Plaintiff offered the expert testimony of engineer, John Posusney, P.E., who opined that U.S. Elevator violated certain OSHA and other related regulations. Ms. Maloney was able to persuade the jury that U.S. Elevator was not negligent in its maintenance of the elevators and that OSHA regulations were not violated.
Defendants relied upon the testimony of orthopedist Mark Berman, M.D., who confirmed the necessity of the first surgery based on his review of the films, but opined that the second and third surgery were unnecessary and that a total knee replacement was not indicated.
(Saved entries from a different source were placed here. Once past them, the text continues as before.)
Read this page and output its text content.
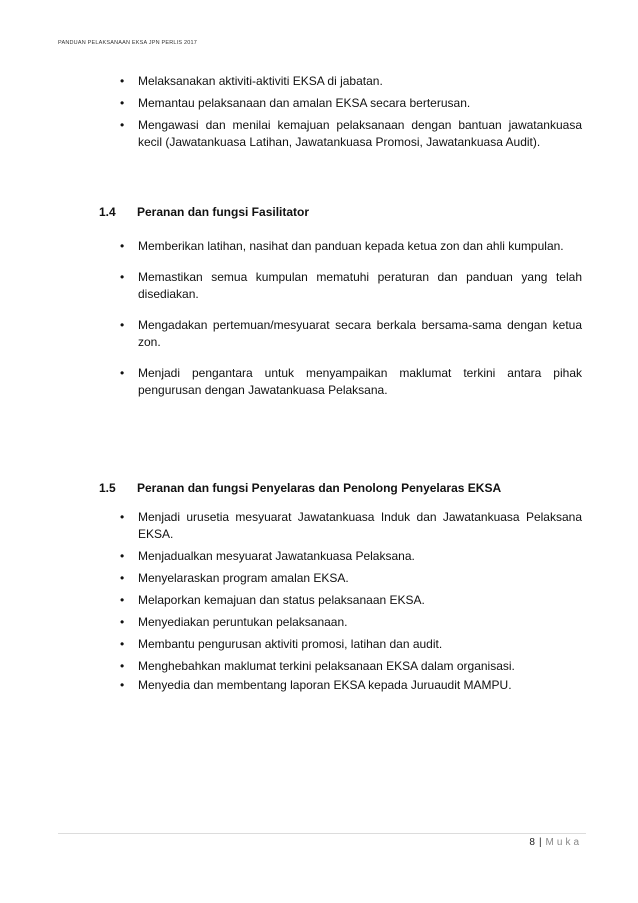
PANDUAN PELAKSANAAN EKSA JPN PERLIS 2017
• Melaksanakan aktiviti-aktiviti EKSA di jabatan.
• Memantau pelaksanaan dan amalan EKSA secara berterusan.
• Mengawasi dan menilai kemajuan pelaksanaan dengan bantuan jawatankuasa kecil (Jawatankuasa Latihan, Jawatankuasa Promosi, Jawatankuasa Audit).
1.4 Peranan dan fungsi Fasilitator
• Memberikan latihan, nasihat dan panduan kepada ketua zon dan ahli kumpulan.
• Memastikan semua kumpulan mematuhi peraturan dan panduan yang telah disediakan.
• Mengadakan pertemuan/mesyuarat secara berkala bersama-sama dengan ketua zon.
• Menjadi pengantara untuk menyampaikan maklumat terkini antara pihak pengurusan dengan Jawatankuasa Pelaksana.
1.5 Peranan dan fungsi Penyelaras dan Penolong Penyelaras EKSA
• Menjadi urusetia mesyuarat Jawatankuasa Induk dan Jawatankuasa Pelaksana EKSA.
• Menjadualkan mesyuarat Jawatankuasa Pelaksana.
• Menyelaraskan program amalan EKSA.
• Melaporkan kemajuan dan status pelaksanaan EKSA.
• Menyediakan peruntukan pelaksanaan.
• Membantu pengurusan aktiviti promosi, latihan dan audit.
• Menghebahkan maklumat terkini pelaksanaan EKSA dalam organisasi.
• Menyedia dan membentang laporan EKSA kepada Juruaudit MAMPU.
8 | Muka
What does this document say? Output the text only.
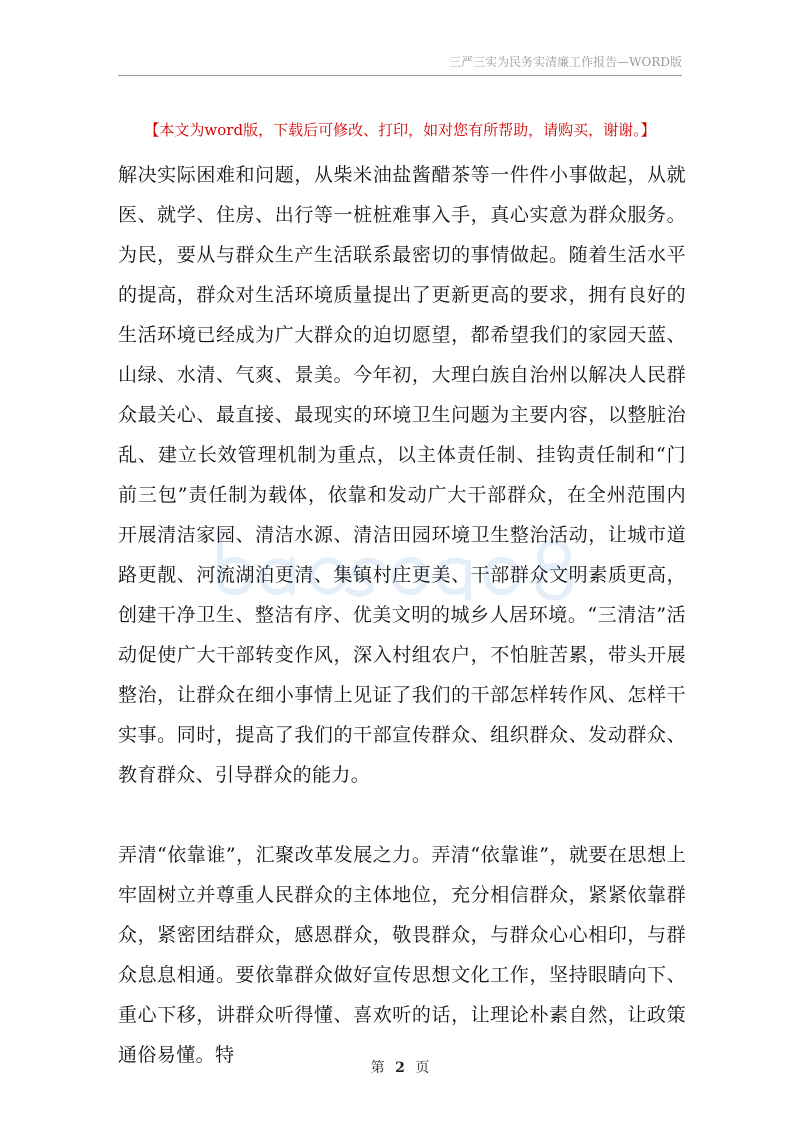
三严三实为民务实清廉工作报告—WORD版
【本文为word版，下载后可修改、打印，如对您有所帮助，请购买，谢谢。】

解决实际困难和问题，从柴米油盐酱醋茶等一件件小事做起，从就医、就学、住房、出行等一桩桩难事入手，真心实意为群众服务。为民，要从与群众生产生活联系最密切的事情做起。随着生活水平的提高，群众对生活环境质量提出了更新更高的要求，拥有良好的生活环境已经成为广大群众的迫切愿望，都希望我们的家园天蓝、山绿、水清、气爽、景美。今年初，大理白族自治州以解决人民群众最关心、最直接、最现实的环境卫生问题为主要内容，以整脏治乱、建立长效管理机制为重点，以主体责任制、挂钩责任制和“门前三包”责任制为载体，依靠和发动广大干部群众，在全州范围内开展清洁家园、清洁水源、清洁田园环境卫生整治活动，让城市道路更靓、河流湖泊更清、集镇村庄更美、干部群众文明素质更高，创建干净卫生、整洁有序、优美文明的城乡人居环境。“三清洁”活动促使广大干部转变作风，深入村组农户，不怕脏苦累，带头开展整治，让群众在细小事情上见证了我们的干部怎样转作风、怎样干实事。同时，提高了我们的干部宣传群众、组织群众、发动群众、教育群众、引导群众的能力。

弄清“依靠谁”，汇聚改革发展之力。弄清“依靠谁”，就要在思想上牢固树立并尊重人民群众的主体地位，充分相信群众，紧紧依靠群众，紧密团结群众，感恩群众，敬畏群众，与群众心心相印，与群众息息相通。要依靠群众做好宣传思想文化工作，坚持眼睛向下、重心下移，讲群众听得懂、喜欢听的话，让理论朴素自然，让政策通俗易懂。特

第 2 页
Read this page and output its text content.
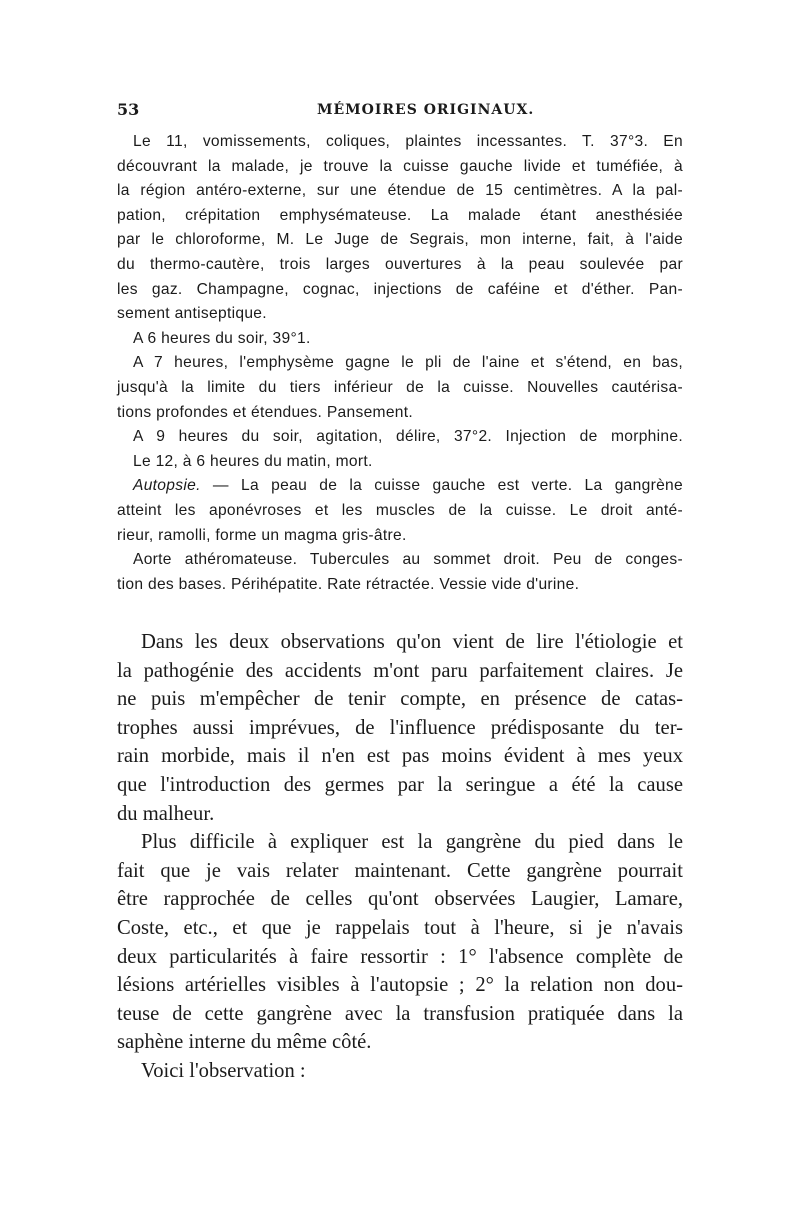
53	MÉMOIRES ORIGINAUX.
Le 11, vomissements, coliques, plaintes incessantes. T. 37°3. En
découvrant la malade, je trouve la cuisse gauche livide et tuméfiée, à
la région antéro-externe, sur une étendue de 15 centimètres. A la pal-
pation, crépitation emphysémateuse. La malade étant anesthésiée
par le chloroforme, M. Le Juge de Segrais, mon interne, fait, à l'aide
du thermo-cautère, trois larges ouvertures à la peau soulevée par
les gaz. Champagne, cognac, injections de caféine et d'éther. Pan-
sement antiseptique.
A 6 heures du soir, 39°1.
A 7 heures, l'emphysème gagne le pli de l'aine et s'étend, en bas,
jusqu'à la limite du tiers inférieur de la cuisse. Nouvelles cautérisa-
tions profondes et étendues. Pansement.
A 9 heures du soir, agitation, délire, 37°2. Injection de morphine.
Le 12, à 6 heures du matin, mort.
Autopsie. — La peau de la cuisse gauche est verte. La gangrène
atteint les aponévroses et les muscles de la cuisse. Le droit anté-
rieur, ramolli, forme un magma gris-âtre.
Aorte athéromateuse. Tubercules au sommet droit. Peu de conges-
tion des bases. Périhépatite. Rate rétractée. Vessie vide d'urine.
Dans les deux observations qu'on vient de lire l'étiologie et
la pathogénie des accidents m'ont paru parfaitement claires. Je
ne puis m'empêcher de tenir compte, en présence de catas-
trophes aussi imprévues, de l'influence prédisposante du ter-
rain morbide, mais il n'en est pas moins évident à mes yeux
que l'introduction des germes par la seringue a été la cause
du malheur.
Plus difficile à expliquer est la gangrène du pied dans le
fait que je vais relater maintenant. Cette gangrène pourrait
être rapprochée de celles qu'ont observées Laugier, Lamare,
Coste, etc., et que je rappelais tout à l'heure, si je n'avais
deux particularités à faire ressortir : 1° l'absence complète de
lésions artérielles visibles à l'autopsie ; 2° la relation non dou-
teuse de cette gangrène avec la transfusion pratiquée dans la
saphène interne du même côté.
Voici l'observation :
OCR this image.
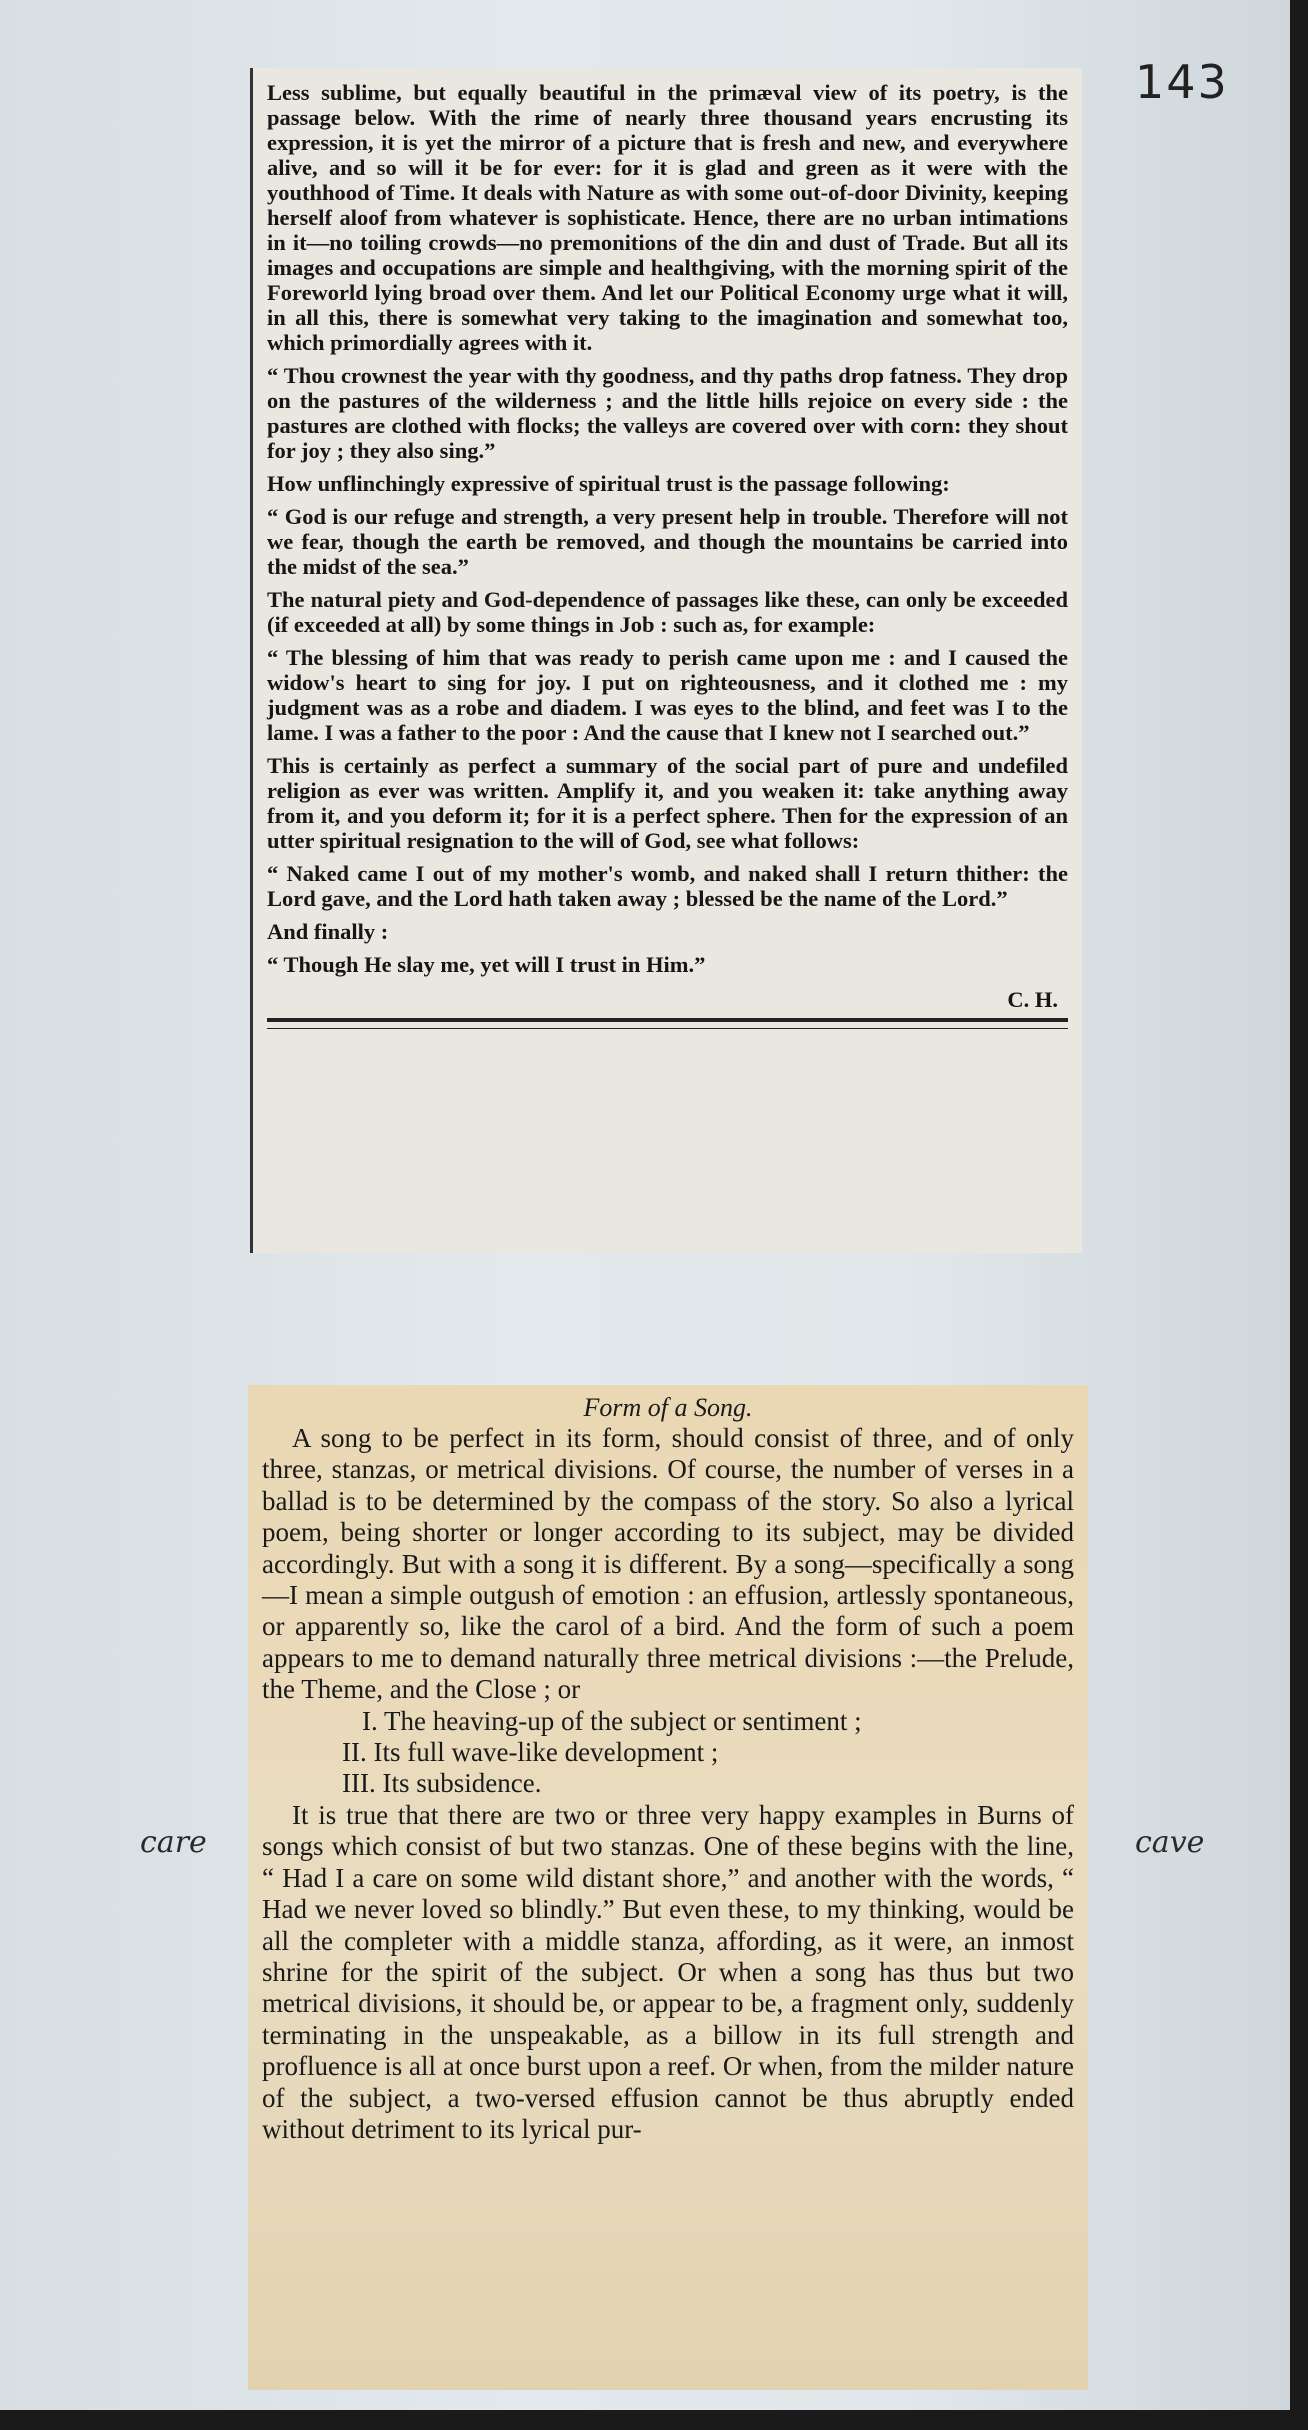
143

Less sublime, but equally beautiful in the primæval view of its poetry, is the passage below. With the rime of nearly three thousand years encrusting its expression, it is yet the mirror of a picture that is fresh and new, and everywhere alive, and so will it be for ever: for it is glad and green as it were with the youthhood of Time. It deals with Nature as with some out-of-door Divinity, keeping herself aloof from whatever is sophisticate. Hence, there are no urban intimations in it—no toiling crowds—no premonitions of the din and dust of Trade. But all its images and occupations are simple and healthgiving, with the morning spirit of the Foreworld lying broad over them. And let our Political Economy urge what it will, in all this, there is somewhat very taking to the imagination and somewhat too, which primordially agrees with it.

“ Thou crownest the year with thy goodness, and thy paths drop fatness. They drop on the pastures of the wilderness ; and the little hills rejoice on every side : the pastures are clothed with flocks; the valleys are covered over with corn: they shout for joy ; they also sing.”

How unflinchingly expressive of spiritual trust is the passage following:

“ God is our refuge and strength, a very present help in trouble. Therefore will not we fear, though the earth be removed, and though the mountains be carried into the midst of the sea.”

The natural piety and God-dependence of passages like these, can only be exceeded (if exceeded at all) by some things in Job : such as, for example:

“ The blessing of him that was ready to perish came upon me : and I caused the widow's heart to sing for joy. I put on righteousness, and it clothed me : my judgment was as a robe and diadem. I was eyes to the blind, and feet was I to the lame. I was a father to the poor : And the cause that I knew not I searched out.”

This is certainly as perfect a summary of the social part of pure and undefiled religion as ever was written. Amplify it, and you weaken it: take anything away from it, and you deform it; for it is a perfect sphere. Then for the expression of an utter spiritual resignation to the will of God, see what follows:

“ Naked came I out of my mother's womb, and naked shall I return thither: the Lord gave, and the Lord hath taken away ; blessed be the name of the Lord.”

And finally :

“ Though He slay me, yet will I trust in Him.”

C. H.
Form of a Song.

A song to be perfect in its form, should consist of three, and of only three, stanzas, or metrical divisions. Of course, the number of verses in a ballad is to be determined by the compass of the story. So also a lyrical poem, being shorter or longer according to its subject, may be divided accordingly. But with a song it is different. By a song—specifically a song—I mean a simple outgush of emotion : an effusion, artlessly spontaneous, or apparently so, like the carol of a bird. And the form of such a poem appears to me to demand naturally three metrical divisions :—the Prelude, the Theme, and the Close ; or

I. The heaving-up of the subject or sentiment ;

II. Its full wave-like development ;

III. Its subsidence.

It is true that there are two or three very happy examples in Burns of songs which consist of but two stanzas. One of these begins with the line, “ Had I a care on some wild distant shore,” and another with the words, “ Had we never loved so blindly.” But even these, to my thinking, would be all the completer with a middle stanza, affording, as it were, an inmost shrine for the spirit of the subject. Or when a song has thus but two metrical divisions, it should be, or appear to be, a fragment only, suddenly terminating in the unspeakable, as a billow in its full strength and profluence is all at once burst upon a reef. Or when, from the milder nature of the subject, a two-versed effusion cannot be thus abruptly ended without detriment to its lyrical pur-

care	cave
In a trial involving a collision between a truck owned by the defendants and a truck driven by the plaintiff, Matthew J. Vitucci obtained a unanimous defendant’s verdict on the issue of damages. Liability in the matter had been previously been decided by the court. Plaintiff claimed a variety of injuries to his head, causing a loss of hearing, a herniated disc at C4-5 and L5-S1, post-concussion syndrome, TMJ dysfunction and loss of balance. He claimed that he required the use of a cane to ambulate, and that his hearing loss required the use of bilateral hearing aides. He further underwent surgery for his TMJ dysfunction.
At trial, Mr. Vitucci, on cross-examination of the plaintiff and plaintiff’s experts, was able to establish that the injuries claimed in fact pre-dated the accident. Having determined that the injuries claimed were not causally related to the collision, the jury therefore concluded that the injuries did not meet the “Serious Injury” requirement set forth in the New York Insurance Law.
In a matter tried before Justice Geoffrey D.S. Wright in Supreme Court, Bronx County, Mary L. Maloney obtained a unanimous defense verdict on behalf of the MTA after the court had granted summary judgment to plaintiff whose vehicle was rear-ended by a paratransit van. Plaintiff claimed to have sustained bilateral cubital tunnel syndrome, right C7 radiculopathy, atrophy of the right hand, loss of dexterity of the right hand, bilateral ulnar entrapment neuropathy, necessity to undergo a bilateral cubital release and anterior transposition of the ulnar nerve, numbness and weakness to both hands, and disc herniations at C5/6 and C3/4 with restriction of range of motion. Plaintiff presented expert proof supporting all medical claims.
Ms. Maloney was successful in arguing that, while plaintiff had these injuries and surgical procedures, he failed to establish causation, thus resulting in a defense verdict at trial.